Bağlılık/bağımlılık, tıpkı maddecilik/maddiyatçılık, astroloji/astronomi, simya/kimya gibi söylenişi çok benzeyen ama ilgisiz, hatta birbirinin karşısında duran kavramları anlatan kelimeler. (Hoş, anlamları alakasız olsa da bağlılıktan bağımlılığa geçmek olasılığı vardır. Maddecilikten maddiyatçılığa Halil Berktay bile geçemez. Yahut kimyadan simyaya, astronomiden astrolojiye…)

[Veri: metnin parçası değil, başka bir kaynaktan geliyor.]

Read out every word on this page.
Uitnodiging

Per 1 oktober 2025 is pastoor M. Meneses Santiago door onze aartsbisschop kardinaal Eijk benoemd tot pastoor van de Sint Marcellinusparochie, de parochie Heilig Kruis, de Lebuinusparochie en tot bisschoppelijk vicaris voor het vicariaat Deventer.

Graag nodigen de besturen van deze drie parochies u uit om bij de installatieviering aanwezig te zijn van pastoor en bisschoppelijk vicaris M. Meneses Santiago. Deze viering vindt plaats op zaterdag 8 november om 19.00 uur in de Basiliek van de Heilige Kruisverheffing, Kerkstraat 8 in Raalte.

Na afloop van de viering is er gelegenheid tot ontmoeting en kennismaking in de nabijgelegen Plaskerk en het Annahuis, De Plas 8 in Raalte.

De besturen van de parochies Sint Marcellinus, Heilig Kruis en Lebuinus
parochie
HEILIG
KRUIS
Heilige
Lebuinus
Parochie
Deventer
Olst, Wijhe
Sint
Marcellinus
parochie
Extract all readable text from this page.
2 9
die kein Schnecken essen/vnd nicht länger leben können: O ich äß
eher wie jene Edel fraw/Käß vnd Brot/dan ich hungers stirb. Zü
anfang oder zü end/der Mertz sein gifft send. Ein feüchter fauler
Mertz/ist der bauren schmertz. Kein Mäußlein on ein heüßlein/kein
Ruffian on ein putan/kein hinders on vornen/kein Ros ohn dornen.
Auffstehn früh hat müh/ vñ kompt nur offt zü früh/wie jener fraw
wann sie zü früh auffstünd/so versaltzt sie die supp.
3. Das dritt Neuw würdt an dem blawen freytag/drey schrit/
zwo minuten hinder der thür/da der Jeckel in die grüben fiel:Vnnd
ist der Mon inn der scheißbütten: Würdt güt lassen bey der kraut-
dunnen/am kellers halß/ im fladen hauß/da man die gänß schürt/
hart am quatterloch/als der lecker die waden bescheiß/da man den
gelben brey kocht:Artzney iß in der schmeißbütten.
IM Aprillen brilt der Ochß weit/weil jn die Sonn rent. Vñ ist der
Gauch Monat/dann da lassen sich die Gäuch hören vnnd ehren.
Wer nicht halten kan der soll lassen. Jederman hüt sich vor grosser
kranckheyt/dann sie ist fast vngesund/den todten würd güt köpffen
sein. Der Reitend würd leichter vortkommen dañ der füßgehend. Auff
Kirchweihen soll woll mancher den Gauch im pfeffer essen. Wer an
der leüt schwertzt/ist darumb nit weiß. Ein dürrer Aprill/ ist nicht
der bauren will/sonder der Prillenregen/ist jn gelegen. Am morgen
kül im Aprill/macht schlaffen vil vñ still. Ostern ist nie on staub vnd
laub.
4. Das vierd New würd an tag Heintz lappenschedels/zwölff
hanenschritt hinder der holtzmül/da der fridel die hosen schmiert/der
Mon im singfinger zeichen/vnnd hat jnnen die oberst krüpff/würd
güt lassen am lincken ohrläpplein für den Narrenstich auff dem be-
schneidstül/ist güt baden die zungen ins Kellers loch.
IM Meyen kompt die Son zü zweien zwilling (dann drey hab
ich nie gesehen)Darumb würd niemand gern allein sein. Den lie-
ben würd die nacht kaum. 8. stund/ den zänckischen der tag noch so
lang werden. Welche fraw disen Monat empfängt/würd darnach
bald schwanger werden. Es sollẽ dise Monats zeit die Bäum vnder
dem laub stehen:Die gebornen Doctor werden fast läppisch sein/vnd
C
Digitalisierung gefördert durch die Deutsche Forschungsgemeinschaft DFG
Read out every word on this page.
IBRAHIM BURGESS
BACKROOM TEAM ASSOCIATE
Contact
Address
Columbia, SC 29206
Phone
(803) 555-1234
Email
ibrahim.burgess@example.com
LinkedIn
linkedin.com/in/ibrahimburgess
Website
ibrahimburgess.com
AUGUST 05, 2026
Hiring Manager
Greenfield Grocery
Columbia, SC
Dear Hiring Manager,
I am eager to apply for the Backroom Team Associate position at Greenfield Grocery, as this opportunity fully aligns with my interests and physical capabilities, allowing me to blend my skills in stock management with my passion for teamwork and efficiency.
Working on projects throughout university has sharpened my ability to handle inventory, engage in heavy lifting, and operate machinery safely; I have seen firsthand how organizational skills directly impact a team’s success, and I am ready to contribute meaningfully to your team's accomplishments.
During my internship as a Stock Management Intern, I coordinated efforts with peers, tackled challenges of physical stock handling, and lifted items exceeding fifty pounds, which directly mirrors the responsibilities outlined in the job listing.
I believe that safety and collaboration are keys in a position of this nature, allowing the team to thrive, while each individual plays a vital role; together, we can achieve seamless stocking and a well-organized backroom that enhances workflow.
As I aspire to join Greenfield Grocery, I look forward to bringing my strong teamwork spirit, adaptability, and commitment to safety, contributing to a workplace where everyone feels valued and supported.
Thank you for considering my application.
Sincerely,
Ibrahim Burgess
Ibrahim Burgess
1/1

İnsan, bağlı olduğu şeylere bağımlı olduğu noktada saçmalamaya başlamıyor mu? Mutlu bir ilişkiyi mutlu tutmak için bağlı, hırpalamak için bağımlı olabilirsiniz örneğin. 

Rakıya ve kültürüne hakaret etmek ve rakıyla ilişkinizi zararlı hale getirmek için tek yapmanız gereken şey ona bağımlı olmaktır.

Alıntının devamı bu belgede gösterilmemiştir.